Advanced Vision-Language Model Engine for content tagging

Project description

VLM Engine

A high-performance Python package for Vision-Language Model (VLM) based content tagging and analysis. This package provides an advanced implementation for automatic content detection and tagging, delivering superior accuracy compared to traditional image classification methods.

Features

  • Remote VLM Integration: Connects to any OpenAI-compatible VLM endpoint (no local model loading required)
  • Context-Aware Detection: Leverages Vision-Language Models' understanding of visual relationships for accurate content tagging
  • Flexible Architecture: Modular pipeline system with configurable models and processing stages
  • Asynchronous Processing: Built on asyncio for efficient video and image processing
  • Customizable Tag Sets: Easy configuration of detection categories
  • Production Ready: Includes retry logic, error handling, and comprehensive logging

Installation

From PyPI (when published)

CPU-only Installation (Default, Recommended)

For most use cases (including AWS batch jobs), install the CPU-only version which is ~3GB smaller:

pip install vlm-engine --index-url https://download.pytorch.org/whl/cpu

GPU Installation (CUDA-enabled)

If you need GPU support for local model inference (not required for VLM API usage):

pip install vlm-engine

From Source

CPU-only Installation (Default, Recommended)

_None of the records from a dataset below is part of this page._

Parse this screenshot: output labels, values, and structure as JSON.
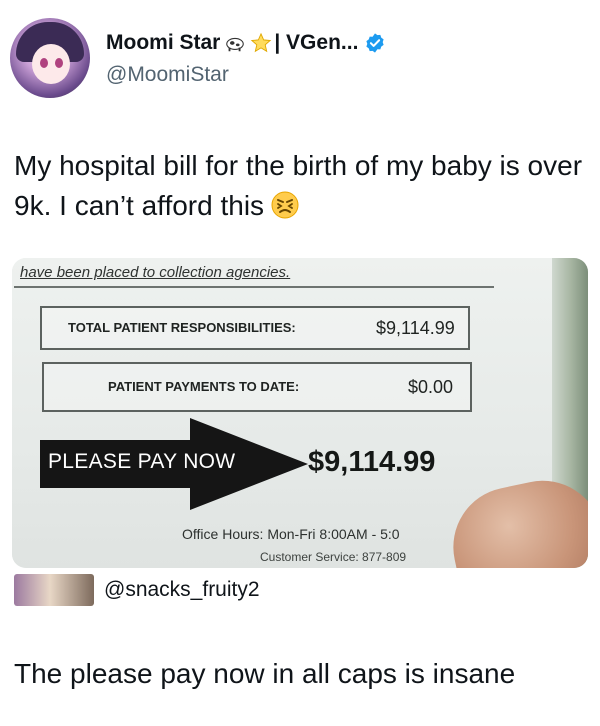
{
  "author": {
    "display_name": "Moomi Star",
    "name_suffix": "| VGen...",
    "handle": "@MoomiStar",
    "badges": [
      "cow-emoji-icon",
      "star-emoji-icon",
      "verified-badge-icon"
    ]
  },
  "tweet": {
    "text": "My hospital bill for the birth of my baby is over 9k. I can’t afford this",
    "emoji": "angry-face-emoji-icon"
  },
  "bill": {
    "collection_text": "have been placed to collection agencies.",
    "total_label": "TOTAL PATIENT RESPONSIBILITIES:",
    "total_value": "$9,114.99",
    "payments_label": "PATIENT PAYMENTS TO DATE:",
    "payments_value": "$0.00",
    "please_pay": "PLEASE PAY NOW",
    "amount_due": "$9,114.99",
    "office_hours": "Office Hours: Mon-Fri 8:00AM - 5:0",
    "customer_service": "Customer Service: 877-809"
  },
  "reply": {
    "handle": "@snacks_fruity2",
    "text": "The please pay now in all caps is insane"
  },
  "colors": {
    "text_primary": "#0f1419",
    "text_secondary": "#536471",
    "verified_blue": "#1d9bf0"
  }
}
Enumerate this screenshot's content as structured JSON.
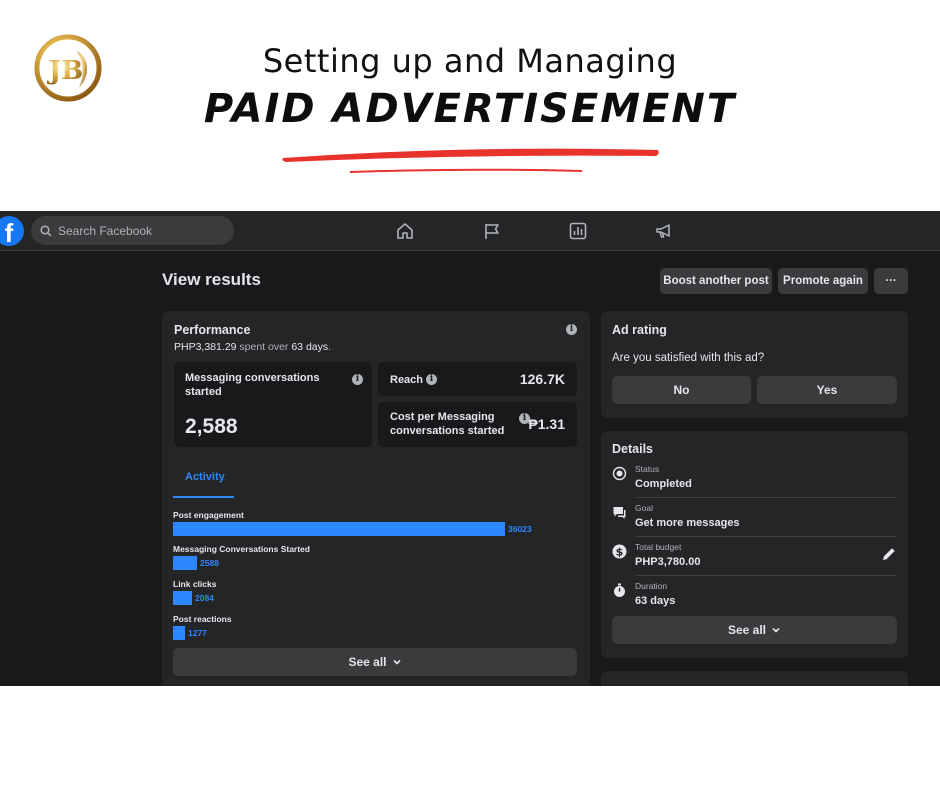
{
  "banner": {
    "line1": "Setting up and Managing",
    "line2": "PAID ADVERTISEMENT",
    "logo_text": "JB",
    "accent_color": "#e8322c"
  },
  "topbar": {
    "search_placeholder": "Search Facebook",
    "fb_letter": "f",
    "nav_icons": [
      "home-icon",
      "flag-icon",
      "insights-icon",
      "megaphone-icon"
    ]
  },
  "header": {
    "title": "View results",
    "buttons": {
      "boost": "Boost another post",
      "promote": "Promote again",
      "more": "···"
    }
  },
  "performance": {
    "title": "Performance",
    "spent": "PHP3,381.29",
    "spent_suffix": " spent over ",
    "days": "63 days",
    "days_suffix": ".",
    "metrics": {
      "messaging_label": "Messaging conversations started",
      "messaging_value": "2,588",
      "reach_label": "Reach",
      "reach_value": "126.7K",
      "cost_label": "Cost per Messaging conversations started",
      "cost_value": "₱1.31"
    },
    "tab": "Activity",
    "activity": [
      {
        "label": "Post engagement",
        "value": 36023,
        "display": "36023"
      },
      {
        "label": "Messaging Conversations Started",
        "value": 2588,
        "display": "2588"
      },
      {
        "label": "Link clicks",
        "value": 2084,
        "display": "2084"
      },
      {
        "label": "Post reactions",
        "value": 1277,
        "display": "1277"
      }
    ],
    "see_all": "See all"
  },
  "ad_rating": {
    "title": "Ad rating",
    "question": "Are you satisfied with this ad?",
    "no": "No",
    "yes": "Yes"
  },
  "details": {
    "title": "Details",
    "items": [
      {
        "label": "Status",
        "value": "Completed",
        "icon": "status-icon"
      },
      {
        "label": "Goal",
        "value": "Get more messages",
        "icon": "chat-icon"
      },
      {
        "label": "Total budget",
        "value": "PHP3,780.00",
        "icon": "dollar-icon"
      },
      {
        "label": "Duration",
        "value": "63 days",
        "icon": "stopwatch-icon"
      }
    ],
    "see_all": "See all"
  },
  "colors": {
    "fb_blue": "#1877f2",
    "bar_blue": "#2d88ff",
    "dark_bg": "#18191a",
    "card_bg": "#242526"
  }
}
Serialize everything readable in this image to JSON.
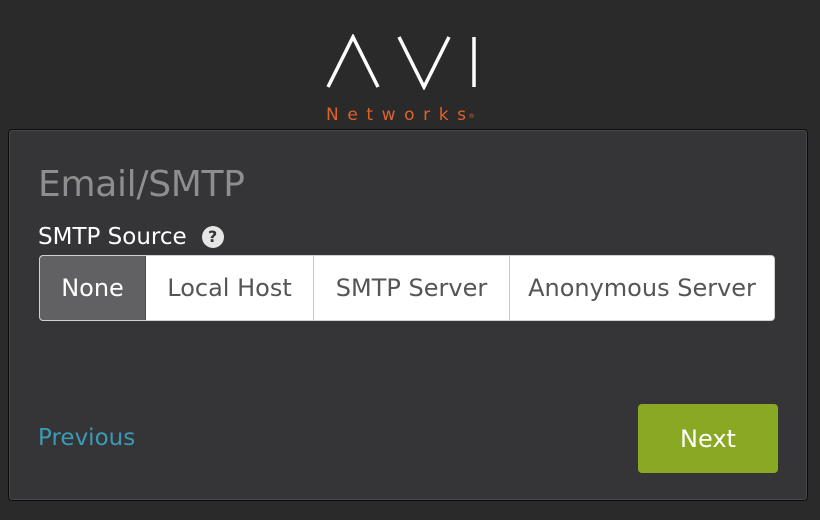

git clone https://github.com/Haven-hvn/haven-vlm-engine-package.git
cd haven-vlm-engine-package
pip install -e . --index-url https://download.pytorch.org/whl/cpu

GPU Installation (CUDA-enabled)

git clone https://github.com/Haven-hvn/haven-vlm-engine-package.git
cd haven-vlm-engine-package
pip install -e .

Installation Notes

Why CPU-only by default?

  • This package connects to REMOTE OpenAI-compatible VLM endpoints - it never loads models locally
  • PyTorch is only used for image preprocessing (tensor operations, transforms)
  • CUDA-enabled PyTorch adds ~3GB of unnecessary dependencies for CPU-only workloads
  • Perfect for Docker deployments and AWS batch jobs

Switching between CPU and GPU:

# Switch from GPU to CPU
pip uninstall torch torchvision
pip install torch torchvision --index-url https://download.pytorch.org/whl/cpu

# Switch from CPU to GPU (CUDA 12.1)
pip uninstall torch torchvision
pip install torch torchvision --index-url https://download.pytorch.org/whl/cu121

Docker Optimization

For Docker deployments (especially AWS batch jobs), use CPU-only PyTorch to reduce image size by ~3GB:

FROM python:3.10-slim

WORKDIR /app

# Install vlm_engine with CPU-only PyTorch
RUN pip install --no-cache-dir \
    --index-url https://download.pytorch.org/whl/cpu \
    vlm_engine

# Copy your application
COPY . .

CMD ["python", "your_batch_job.py"]

Size comparison:

  • With CUDA PyTorch: ~5GB image
  • With CPU-only PyTorch: ~2GB image (60% smaller)

Requirements

  • Python 3.8+
  • Sufficient RAM: Video preprocessing loads entire videos into memory (not GPU memory)
  • Compatible VLM server endpoint:

Quick Start

import asyncio
from vlm_engine import VLMEngine
from vlm_engine.config_models import EngineConfig, ModelConfig

# Configure the engine
config = EngineConfig(
    active_ai_models=["llm_vlm_model"],
    models={
        "llm_vlm_model": ModelConfig(
            type="vlm_model",
            model_id="HuggingFaceTB/SmolVLM-Instruct",
            api_base_url="http://localhost:7045",
            tag_list=["tag1", "tag2", "tag3"]  # Your custom tags
        )
    }
)

# Initialize and use
async def main():
    engine = VLMEngine(config)
    await engine.initialize()
    
    results = await engine.process_video(
        "path/to/video.mp4",
        frame_interval=2.0,
        threshold=0.5
    )
    print(f"Detected tags: {results}")

asyncio.run(main())

Multiplexer Configuration (Load Balancing)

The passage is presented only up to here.